Tangguh Yudha
, Jurnalis-Minggu, 11 Januari 2026 |17:05 WIB

Mentan saat turun langsung ke Semarang untuk mengecek 133,5 ton bawang bombay ilegal yang masuk tanpa izin. (Foto: Okezone.com/Kementan)
JAKARTA - Menteri Pertanian (Mentan) Andi Amran Sulaiman menilai praktik impor ilegal bawang bombay merupakan ancaman serius bagi petani dan ekosistem pertanian nasional. Selain merugikan negara, bawang bombay selundupan berpotensi membawa penyakit dan bakteri berbahaya yang dapat merusak produksi pangan dalam negeri.
Hal tersebut disampaikan Mentan saat turun langsung ke Semarang untuk mengecek 133,5 ton bawang bombay ilegal yang masuk tanpa izin dan dokumen resmi. Dalam pemeriksaan di lapangan, bawang tersebut tidak hanya melanggar aturan, tetapi juga mengancam kesehatan tanaman dan keberlanjutan pertanian nasional.
“Pajak-pajaknya tidak masuk, menyelundup masuk, merusak ekosistem kita karena ada bakteri yang dibawa, penyakit, dan seterusnya.
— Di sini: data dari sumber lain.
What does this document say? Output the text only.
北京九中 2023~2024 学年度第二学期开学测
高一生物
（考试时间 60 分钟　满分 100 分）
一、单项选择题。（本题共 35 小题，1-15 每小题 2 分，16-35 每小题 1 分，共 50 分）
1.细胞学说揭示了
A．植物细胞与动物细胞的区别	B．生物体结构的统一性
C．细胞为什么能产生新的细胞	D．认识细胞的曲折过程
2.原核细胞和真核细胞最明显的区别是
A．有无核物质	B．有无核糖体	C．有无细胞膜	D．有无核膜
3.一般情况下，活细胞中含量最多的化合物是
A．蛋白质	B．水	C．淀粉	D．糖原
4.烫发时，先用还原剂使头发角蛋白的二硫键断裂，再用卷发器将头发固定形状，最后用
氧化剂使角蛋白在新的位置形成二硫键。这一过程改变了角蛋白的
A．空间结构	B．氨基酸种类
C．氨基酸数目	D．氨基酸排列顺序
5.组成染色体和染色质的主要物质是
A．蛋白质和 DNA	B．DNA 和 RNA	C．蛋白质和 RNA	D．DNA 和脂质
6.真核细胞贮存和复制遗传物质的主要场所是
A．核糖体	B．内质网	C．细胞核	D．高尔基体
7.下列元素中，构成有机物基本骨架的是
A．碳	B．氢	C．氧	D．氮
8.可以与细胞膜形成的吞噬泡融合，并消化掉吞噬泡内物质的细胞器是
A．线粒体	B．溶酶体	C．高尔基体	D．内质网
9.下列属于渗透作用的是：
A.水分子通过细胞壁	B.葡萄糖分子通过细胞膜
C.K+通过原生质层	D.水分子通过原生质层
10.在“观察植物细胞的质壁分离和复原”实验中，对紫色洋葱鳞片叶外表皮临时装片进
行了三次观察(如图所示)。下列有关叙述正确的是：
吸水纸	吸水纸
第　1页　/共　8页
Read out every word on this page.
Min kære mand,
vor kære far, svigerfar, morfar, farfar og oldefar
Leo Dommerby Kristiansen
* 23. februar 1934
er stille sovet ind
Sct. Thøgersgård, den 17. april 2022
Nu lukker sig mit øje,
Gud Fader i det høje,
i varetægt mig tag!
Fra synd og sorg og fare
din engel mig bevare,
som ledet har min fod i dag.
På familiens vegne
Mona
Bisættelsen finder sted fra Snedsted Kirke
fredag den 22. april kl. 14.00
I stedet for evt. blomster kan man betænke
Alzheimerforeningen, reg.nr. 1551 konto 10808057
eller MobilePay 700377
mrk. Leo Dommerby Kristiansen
Ini harus kami minta PM (Polisi Militer) dampingi, Kapolres turun, diusut, dan dibongkar sampai akar-akarnya. Harus dikasih efek jera. Bukan soal tonnya, satu ton dengan seribu ton sama kalau bawa penyakit,” ujarnya, dikutip Minggu (11/1/2026).
Menurut Mentan, masuknya bawang bombay ilegal berpenyakit juga dapat menurunkan kepercayaan dan motivasi petani untuk terus berproduksi. Dampak tersebut berpotensi memicu kembali ketergantungan impor dan melemahkan ketahanan pangan nasional.
Mentan Amran juga mengingatkan bahwa Indonesia memiliki sekitar 160 juta petani serta 4–5 juta peternak yang harus dilindungi dari praktik ilegal semacam ini. Ia menilai tidak adil jika kepentingan segelintir oknum mengorbankan kesejahteraan jutaan petani.
“Masa mau korbankan 100 juta orang hanya karena 10 atau 20 orang? Ini tidak benar. Tidak boleh ada ampun,” tegasnya.